Garland, Stephen (J.)
Biography
Stephen J. Garland received an A.B. from Dartmouth College in 1963 and a Ph.D. in mathematical logic from the University of California at Berkeley in 1967. He served as Assistant Professor of Mathematics at Dartmouth starting in the late 1960s, and he went on to be Assistant Director of Software Development and Dartmouth's Kiewit Computation Center. He was involved with a project at the National Science Foundation to integrate computers in the undergraduate curriculum, and later would chair the College Board committee that developed the Advanced Placement Program in Computer Science. He also served as vice-chair of the American National Standards Institute(ANSI) X3J2 Basic Standards Committee.
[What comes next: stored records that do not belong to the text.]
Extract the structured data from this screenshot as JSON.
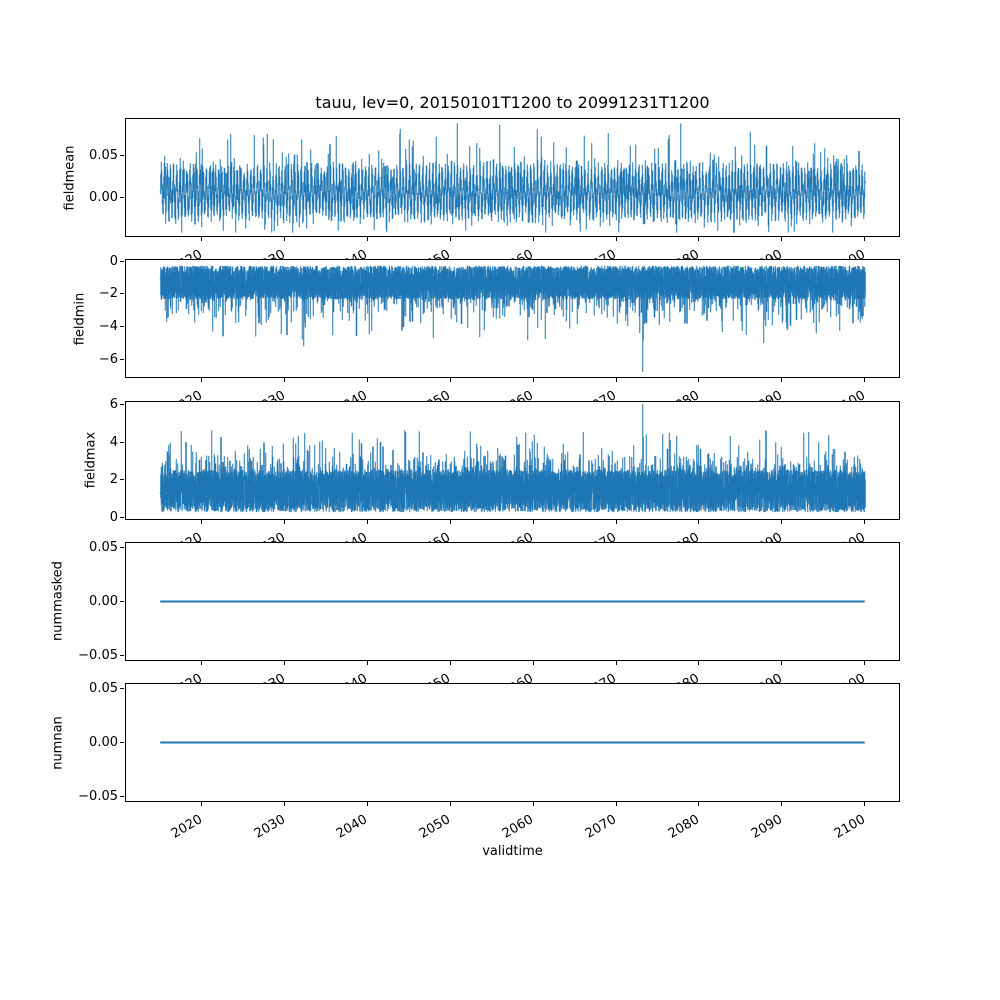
{
  "figure": {
    "background": "#ffffff",
    "line_color": "#1f77b4",
    "axis_color": "#000000",
    "text_color": "#000000"
  },
  "chart_data": {
    "type": "line",
    "title": "tauu, lev=0, 20150101T1200 to 20991231T1200",
    "xlabel": "validtime",
    "x_range": [
      2015.0,
      2100.0
    ],
    "xlim": [
      2010.75,
      2104.25
    ],
    "xticks": [
      2020,
      2030,
      2040,
      2050,
      2060,
      2070,
      2080,
      2090,
      2100
    ],
    "xtick_labels": [
      "2020",
      "2030",
      "2040",
      "2050",
      "2060",
      "2070",
      "2080",
      "2090",
      "2100"
    ],
    "xtick_rotation_deg": 30,
    "grid": false,
    "legend": null,
    "subplots": [
      {
        "ylabel": "fieldmean",
        "ylim": [
          -0.047,
          0.0945
        ],
        "yticks": [
          {
            "v": 0.05,
            "label": "0.05"
          },
          {
            "v": 0.0,
            "label": "0.00"
          }
        ],
        "series": {
          "kind": "seasonal-noise",
          "base": 0.006,
          "amp": 0.02,
          "amp_jitter": 0.012,
          "freq": 2.6,
          "noise": 0.012,
          "up_p": 0.012,
          "up_amp": 0.038,
          "dn_p": 0.02,
          "dn_amp": 0.022,
          "clip": [
            -0.042,
            0.0885
          ]
        },
        "summary": {
          "mean": 0.006,
          "typical_band": [
            -0.03,
            0.04
          ],
          "spike_max": 0.089,
          "spike_min": -0.042
        }
      },
      {
        "ylabel": "fieldmin",
        "ylim": [
          -7.16,
          0.12
        ],
        "yticks": [
          {
            "v": 0,
            "label": "0"
          },
          {
            "v": -2,
            "label": "−2"
          },
          {
            "v": -4,
            "label": "−4"
          },
          {
            "v": -6,
            "label": "−6"
          }
        ],
        "series": {
          "kind": "band-hair",
          "sign": -1,
          "offset": -0.28,
          "band": 2.0,
          "hair_p": 0.18,
          "hair_scale": 0.6,
          "hair_cap": 2.6
        },
        "notable_points": [
          {
            "t": 2026.5,
            "v": -4.6
          },
          {
            "t": 2032.3,
            "v": -5.2
          },
          {
            "t": 2040.2,
            "v": -4.45
          },
          {
            "t": 2047.9,
            "v": -4.7
          },
          {
            "t": 2061.4,
            "v": -4.75
          },
          {
            "t": 2073.2,
            "v": -6.8
          },
          {
            "t": 2087.8,
            "v": -5.0
          },
          {
            "t": 2094.1,
            "v": -4.4
          }
        ],
        "summary": {
          "typical_band": [
            -2.3,
            -0.3
          ],
          "extreme_min": -6.8,
          "extreme_min_year": 2073
        }
      },
      {
        "ylabel": "fieldmax",
        "ylim": [
          -0.11,
          6.21
        ],
        "yticks": [
          {
            "v": 6,
            "label": "6"
          },
          {
            "v": 4,
            "label": "4"
          },
          {
            "v": 2,
            "label": "2"
          },
          {
            "v": 0,
            "label": "0"
          }
        ],
        "series": {
          "kind": "band-hair",
          "sign": 1,
          "offset": 0.3,
          "band": 2.2,
          "hair_p": 0.18,
          "hair_scale": 0.55,
          "hair_cap": 2.2
        },
        "notable_points": [
          {
            "t": 2017.5,
            "v": 4.6
          },
          {
            "t": 2021.2,
            "v": 4.65
          },
          {
            "t": 2032.4,
            "v": 4.5
          },
          {
            "t": 2044.6,
            "v": 4.55
          },
          {
            "t": 2060.1,
            "v": 4.4
          },
          {
            "t": 2073.2,
            "v": 6.05
          },
          {
            "t": 2075.6,
            "v": 4.45
          },
          {
            "t": 2093.2,
            "v": 4.55
          }
        ],
        "summary": {
          "typical_band": [
            0.3,
            2.5
          ],
          "extreme_max": 6.05,
          "extreme_max_year": 2073
        }
      },
      {
        "ylabel": "nummasked",
        "ylim": [
          -0.055,
          0.055
        ],
        "yticks": [
          {
            "v": 0.05,
            "label": "0.05"
          },
          {
            "v": 0.0,
            "label": "0.00"
          },
          {
            "v": -0.05,
            "label": "−0.05"
          }
        ],
        "series": {
          "kind": "flat",
          "value": 0
        },
        "summary": {
          "constant_value": 0
        }
      },
      {
        "ylabel": "numnan",
        "ylim": [
          -0.055,
          0.055
        ],
        "yticks": [
          {
            "v": 0.05,
            "label": "0.05"
          },
          {
            "v": 0.0,
            "label": "0.00"
          },
          {
            "v": -0.05,
            "label": "−0.05"
          }
        ],
        "series": {
          "kind": "flat",
          "value": 0
        },
        "summary": {
          "constant_value": 0
        }
      }
    ]
  }
}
He was a member of the American Mathematical Society, the Association for Symbolic Logic, and the Mathematical Association of America. In 1985, he began working at the MIT Laboratory for Computer Science, specifically at the Computer Science and Artificial Intelligence Laboratory as a Principal Research Scientist. Among the projects he has worked on there are Project Oxygen, which investigates pervasive human-centered computing, the IOA Project, which produced a language and tools for distribution systems, and the Larch Prover, which is an automated proof assistant focused on designing software and hardware. He has written numerous articles for academic publications and technology conferences.
Found in 1 Collection or Record:
Stephen Garland papers
Stephen J. Garland, Dartmouth College, 1963 Mathmatician and Computer Scientist. Contains correspondence, letters, notes, pamphlets, proposals, manuals, drafts, and overhead projector sheets. Documents Garland’s involvement with the Dartmouth Computer Center and various computer projects including the development of BASIC and DTSS.